Some text some message..
Back Steps to Address Skewness in Numerical Data 06 Jul, 2024

import pandas as pd

import numpy as np

from scipy.stats import skew

 

# Sample DataFrame

data = {

    'Category': ['A', 'B', 'A', 'B', 'A'],

    'Numeric1': [100, 200, 300, 400, 500],

    'Numeric2': [10, 20, 30, 40, 50]

}

df = pd.DataFrame(data)

# Select numerical columns for skewness check and correction

numerical_cols =  df.select_dtypes(include=['int64', 'float64']).columns

# Check skewness of numerical columns

skewness = df[numerical_cols].apply(lambda x: skew(x))

print("Skewness of numerical columns:")

print(skewness)

# Correct skewness if necessary (e.g., apply log transformation)

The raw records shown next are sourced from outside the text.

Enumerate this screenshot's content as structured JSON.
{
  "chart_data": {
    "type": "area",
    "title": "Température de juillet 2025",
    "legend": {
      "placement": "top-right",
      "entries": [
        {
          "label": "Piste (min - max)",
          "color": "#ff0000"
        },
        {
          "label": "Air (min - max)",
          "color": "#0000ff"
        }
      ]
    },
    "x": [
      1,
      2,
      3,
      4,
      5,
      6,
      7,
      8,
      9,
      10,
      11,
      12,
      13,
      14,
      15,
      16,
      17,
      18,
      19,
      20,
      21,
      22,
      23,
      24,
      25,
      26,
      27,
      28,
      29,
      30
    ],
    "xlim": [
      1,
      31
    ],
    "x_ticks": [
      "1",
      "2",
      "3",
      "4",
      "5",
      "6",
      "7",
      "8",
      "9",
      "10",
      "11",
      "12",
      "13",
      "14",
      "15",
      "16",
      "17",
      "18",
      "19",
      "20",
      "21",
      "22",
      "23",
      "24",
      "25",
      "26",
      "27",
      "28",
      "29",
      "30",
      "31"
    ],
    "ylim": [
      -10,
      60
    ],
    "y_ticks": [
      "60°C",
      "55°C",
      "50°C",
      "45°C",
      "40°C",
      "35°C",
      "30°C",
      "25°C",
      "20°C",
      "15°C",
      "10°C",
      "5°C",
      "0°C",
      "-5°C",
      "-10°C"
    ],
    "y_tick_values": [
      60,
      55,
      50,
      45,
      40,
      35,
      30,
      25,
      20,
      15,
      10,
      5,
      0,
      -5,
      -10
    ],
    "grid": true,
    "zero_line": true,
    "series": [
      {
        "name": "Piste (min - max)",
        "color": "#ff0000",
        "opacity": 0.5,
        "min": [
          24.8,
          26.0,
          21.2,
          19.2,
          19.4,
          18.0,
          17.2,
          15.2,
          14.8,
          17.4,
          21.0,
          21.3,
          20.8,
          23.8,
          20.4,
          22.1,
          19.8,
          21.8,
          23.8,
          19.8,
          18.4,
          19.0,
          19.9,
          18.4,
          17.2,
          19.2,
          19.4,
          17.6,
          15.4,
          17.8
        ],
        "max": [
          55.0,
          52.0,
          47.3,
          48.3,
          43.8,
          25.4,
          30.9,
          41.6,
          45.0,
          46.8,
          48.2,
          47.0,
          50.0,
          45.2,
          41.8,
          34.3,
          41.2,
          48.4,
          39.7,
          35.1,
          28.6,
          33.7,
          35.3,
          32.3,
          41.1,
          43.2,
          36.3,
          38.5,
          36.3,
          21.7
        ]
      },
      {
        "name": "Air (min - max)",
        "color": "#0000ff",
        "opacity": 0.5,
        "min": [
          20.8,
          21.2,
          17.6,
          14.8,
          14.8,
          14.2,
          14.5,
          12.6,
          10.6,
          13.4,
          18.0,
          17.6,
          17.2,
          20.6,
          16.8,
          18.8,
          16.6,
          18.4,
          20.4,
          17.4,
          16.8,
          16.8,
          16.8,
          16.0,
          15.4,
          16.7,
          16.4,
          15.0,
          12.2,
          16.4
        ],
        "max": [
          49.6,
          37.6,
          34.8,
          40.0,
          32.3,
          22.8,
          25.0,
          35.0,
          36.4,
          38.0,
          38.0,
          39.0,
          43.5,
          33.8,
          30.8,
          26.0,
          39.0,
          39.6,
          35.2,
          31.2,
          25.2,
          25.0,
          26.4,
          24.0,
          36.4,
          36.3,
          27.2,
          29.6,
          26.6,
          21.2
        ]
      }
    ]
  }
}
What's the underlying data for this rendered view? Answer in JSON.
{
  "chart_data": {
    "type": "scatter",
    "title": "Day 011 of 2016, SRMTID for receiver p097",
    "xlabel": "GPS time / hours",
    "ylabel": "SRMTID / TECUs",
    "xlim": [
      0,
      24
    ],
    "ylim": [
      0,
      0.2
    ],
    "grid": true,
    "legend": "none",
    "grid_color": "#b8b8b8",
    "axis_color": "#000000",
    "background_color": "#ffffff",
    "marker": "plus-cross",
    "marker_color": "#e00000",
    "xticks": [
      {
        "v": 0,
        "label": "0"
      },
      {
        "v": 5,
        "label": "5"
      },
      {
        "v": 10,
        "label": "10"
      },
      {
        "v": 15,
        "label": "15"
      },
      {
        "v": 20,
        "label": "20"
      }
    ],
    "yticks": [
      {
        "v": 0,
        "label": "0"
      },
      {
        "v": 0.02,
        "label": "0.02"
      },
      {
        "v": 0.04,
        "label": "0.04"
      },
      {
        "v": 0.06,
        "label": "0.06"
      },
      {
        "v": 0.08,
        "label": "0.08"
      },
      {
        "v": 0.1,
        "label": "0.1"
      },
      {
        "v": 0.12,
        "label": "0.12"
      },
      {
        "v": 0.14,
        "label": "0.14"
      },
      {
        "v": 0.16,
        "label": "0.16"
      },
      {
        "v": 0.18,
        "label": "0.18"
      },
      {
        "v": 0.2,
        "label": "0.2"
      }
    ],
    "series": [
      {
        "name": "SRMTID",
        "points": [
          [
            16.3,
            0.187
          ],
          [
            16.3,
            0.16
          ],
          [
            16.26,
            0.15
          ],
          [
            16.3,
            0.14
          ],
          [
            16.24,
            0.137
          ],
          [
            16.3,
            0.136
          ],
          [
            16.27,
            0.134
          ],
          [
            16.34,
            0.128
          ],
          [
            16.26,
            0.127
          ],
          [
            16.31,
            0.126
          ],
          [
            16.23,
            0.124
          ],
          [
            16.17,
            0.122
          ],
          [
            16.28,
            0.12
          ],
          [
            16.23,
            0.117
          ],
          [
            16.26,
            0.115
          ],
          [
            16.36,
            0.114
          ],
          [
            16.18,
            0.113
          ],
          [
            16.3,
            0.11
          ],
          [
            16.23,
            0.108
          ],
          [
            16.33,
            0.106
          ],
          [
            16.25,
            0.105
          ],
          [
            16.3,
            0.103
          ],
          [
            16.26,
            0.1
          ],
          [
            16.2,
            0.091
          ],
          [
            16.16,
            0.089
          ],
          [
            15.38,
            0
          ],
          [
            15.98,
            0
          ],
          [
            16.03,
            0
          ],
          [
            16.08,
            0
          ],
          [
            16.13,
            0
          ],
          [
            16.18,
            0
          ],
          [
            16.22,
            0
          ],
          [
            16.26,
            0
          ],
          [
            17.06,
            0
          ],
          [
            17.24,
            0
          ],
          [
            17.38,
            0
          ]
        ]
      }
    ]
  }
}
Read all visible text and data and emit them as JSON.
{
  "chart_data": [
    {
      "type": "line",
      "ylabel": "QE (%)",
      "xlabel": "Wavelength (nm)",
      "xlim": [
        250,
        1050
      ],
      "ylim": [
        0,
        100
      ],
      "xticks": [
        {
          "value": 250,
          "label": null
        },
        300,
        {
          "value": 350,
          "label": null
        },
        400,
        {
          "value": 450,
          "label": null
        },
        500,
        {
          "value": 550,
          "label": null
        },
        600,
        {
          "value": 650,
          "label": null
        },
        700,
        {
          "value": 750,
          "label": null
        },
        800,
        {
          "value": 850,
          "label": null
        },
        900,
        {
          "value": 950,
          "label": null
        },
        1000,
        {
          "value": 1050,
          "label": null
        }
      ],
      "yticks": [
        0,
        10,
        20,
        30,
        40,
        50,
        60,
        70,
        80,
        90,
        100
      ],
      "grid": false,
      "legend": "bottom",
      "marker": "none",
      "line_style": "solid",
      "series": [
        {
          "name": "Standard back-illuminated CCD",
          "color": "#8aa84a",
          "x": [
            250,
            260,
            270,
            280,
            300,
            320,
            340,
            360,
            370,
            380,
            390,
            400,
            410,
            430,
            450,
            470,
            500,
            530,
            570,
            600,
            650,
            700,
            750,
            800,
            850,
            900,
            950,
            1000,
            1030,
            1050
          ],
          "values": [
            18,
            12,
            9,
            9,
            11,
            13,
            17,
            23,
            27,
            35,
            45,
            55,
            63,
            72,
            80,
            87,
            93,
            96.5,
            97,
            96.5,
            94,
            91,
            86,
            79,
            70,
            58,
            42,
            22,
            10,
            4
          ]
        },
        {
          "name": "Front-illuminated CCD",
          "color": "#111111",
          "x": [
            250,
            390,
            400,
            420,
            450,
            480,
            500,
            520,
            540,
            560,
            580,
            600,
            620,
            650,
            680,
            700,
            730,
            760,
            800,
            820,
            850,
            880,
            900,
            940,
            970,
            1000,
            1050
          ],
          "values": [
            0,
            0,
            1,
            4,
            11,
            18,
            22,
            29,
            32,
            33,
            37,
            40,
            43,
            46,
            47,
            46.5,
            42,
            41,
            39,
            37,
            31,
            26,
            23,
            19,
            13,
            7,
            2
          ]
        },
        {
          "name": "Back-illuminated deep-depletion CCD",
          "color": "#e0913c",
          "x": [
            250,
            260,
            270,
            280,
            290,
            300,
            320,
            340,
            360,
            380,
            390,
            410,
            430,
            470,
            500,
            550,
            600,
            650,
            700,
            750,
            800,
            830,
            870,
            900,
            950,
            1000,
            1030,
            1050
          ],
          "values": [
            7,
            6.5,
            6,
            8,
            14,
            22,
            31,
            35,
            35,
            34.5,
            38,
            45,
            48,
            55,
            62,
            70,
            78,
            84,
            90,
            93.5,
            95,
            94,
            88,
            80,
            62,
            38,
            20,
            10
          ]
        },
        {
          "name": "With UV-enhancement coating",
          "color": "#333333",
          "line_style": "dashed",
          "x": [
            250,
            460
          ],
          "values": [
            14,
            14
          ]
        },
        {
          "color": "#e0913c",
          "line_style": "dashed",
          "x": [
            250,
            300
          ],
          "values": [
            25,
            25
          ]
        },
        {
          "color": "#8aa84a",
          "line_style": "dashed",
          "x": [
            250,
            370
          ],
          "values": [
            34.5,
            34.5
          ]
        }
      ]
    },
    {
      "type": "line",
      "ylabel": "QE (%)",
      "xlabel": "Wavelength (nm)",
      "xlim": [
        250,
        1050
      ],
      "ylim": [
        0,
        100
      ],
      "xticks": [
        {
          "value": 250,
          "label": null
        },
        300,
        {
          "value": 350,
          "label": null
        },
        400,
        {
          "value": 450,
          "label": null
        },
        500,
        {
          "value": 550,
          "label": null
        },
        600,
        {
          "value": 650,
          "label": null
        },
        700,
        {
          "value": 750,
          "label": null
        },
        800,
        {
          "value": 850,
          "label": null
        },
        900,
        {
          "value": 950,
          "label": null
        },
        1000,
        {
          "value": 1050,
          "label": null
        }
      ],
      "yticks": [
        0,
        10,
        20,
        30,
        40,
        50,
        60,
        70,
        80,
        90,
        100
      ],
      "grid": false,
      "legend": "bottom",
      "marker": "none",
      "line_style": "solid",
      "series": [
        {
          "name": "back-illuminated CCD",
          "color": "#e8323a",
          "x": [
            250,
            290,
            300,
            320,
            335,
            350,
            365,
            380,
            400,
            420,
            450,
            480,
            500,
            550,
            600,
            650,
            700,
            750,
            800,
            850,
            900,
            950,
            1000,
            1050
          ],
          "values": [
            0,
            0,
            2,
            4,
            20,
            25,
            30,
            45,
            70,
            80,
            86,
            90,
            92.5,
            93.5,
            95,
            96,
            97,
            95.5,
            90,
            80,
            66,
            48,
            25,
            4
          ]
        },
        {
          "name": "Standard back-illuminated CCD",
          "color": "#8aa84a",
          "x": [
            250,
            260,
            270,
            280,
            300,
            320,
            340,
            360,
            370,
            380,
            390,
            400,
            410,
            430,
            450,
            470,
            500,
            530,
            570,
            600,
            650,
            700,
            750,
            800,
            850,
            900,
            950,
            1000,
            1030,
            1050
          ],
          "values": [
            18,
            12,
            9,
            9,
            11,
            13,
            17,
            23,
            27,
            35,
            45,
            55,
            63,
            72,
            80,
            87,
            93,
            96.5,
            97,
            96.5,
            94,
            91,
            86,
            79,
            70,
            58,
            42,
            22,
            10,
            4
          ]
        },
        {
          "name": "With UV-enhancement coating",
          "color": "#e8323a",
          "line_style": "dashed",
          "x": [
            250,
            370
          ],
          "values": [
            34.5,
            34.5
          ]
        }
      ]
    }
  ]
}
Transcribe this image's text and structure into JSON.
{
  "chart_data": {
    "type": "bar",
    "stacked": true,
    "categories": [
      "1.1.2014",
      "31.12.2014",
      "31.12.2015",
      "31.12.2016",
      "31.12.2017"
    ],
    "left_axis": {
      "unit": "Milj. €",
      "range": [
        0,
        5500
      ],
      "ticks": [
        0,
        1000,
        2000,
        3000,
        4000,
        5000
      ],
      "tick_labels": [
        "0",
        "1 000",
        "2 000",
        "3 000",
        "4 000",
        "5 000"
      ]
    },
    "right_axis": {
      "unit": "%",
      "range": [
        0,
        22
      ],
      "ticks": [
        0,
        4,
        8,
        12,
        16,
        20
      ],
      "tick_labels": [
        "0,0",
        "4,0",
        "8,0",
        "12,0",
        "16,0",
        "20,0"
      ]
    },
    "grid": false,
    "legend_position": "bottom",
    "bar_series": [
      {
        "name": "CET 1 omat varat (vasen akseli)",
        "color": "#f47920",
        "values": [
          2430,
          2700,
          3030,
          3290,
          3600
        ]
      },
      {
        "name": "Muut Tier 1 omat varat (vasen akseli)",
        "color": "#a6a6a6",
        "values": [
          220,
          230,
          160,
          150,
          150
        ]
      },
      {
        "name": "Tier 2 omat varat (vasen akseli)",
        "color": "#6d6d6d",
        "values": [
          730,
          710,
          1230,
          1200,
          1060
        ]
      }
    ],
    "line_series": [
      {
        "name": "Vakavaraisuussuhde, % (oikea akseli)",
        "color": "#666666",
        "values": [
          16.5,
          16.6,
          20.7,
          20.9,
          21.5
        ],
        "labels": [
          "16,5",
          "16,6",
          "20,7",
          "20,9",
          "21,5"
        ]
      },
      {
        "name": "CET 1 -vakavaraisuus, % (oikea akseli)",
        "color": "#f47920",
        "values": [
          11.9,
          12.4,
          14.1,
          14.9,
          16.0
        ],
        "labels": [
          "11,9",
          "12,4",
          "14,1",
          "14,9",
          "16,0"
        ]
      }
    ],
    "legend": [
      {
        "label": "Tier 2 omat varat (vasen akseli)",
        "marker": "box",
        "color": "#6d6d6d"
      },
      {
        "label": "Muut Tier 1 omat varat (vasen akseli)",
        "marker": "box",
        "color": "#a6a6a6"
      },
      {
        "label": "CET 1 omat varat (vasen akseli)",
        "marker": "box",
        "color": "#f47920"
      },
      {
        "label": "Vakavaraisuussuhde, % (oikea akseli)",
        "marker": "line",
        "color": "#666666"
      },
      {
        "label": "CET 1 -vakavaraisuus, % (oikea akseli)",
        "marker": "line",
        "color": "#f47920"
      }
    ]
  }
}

skewed_cols = skewness[skewness > 0.75].index  # Example threshold for skewness

for col in skewed_cols:

    df[col] = np.log1p(df[col])  # Applying log transformation (log1p to handle zero values)

# Check skewness again after transformation

skewness_corrected = df[numerical_cols].apply(lambda x: skew(x))

print("\nSkewness after transformation:")

print(skewness_corrected)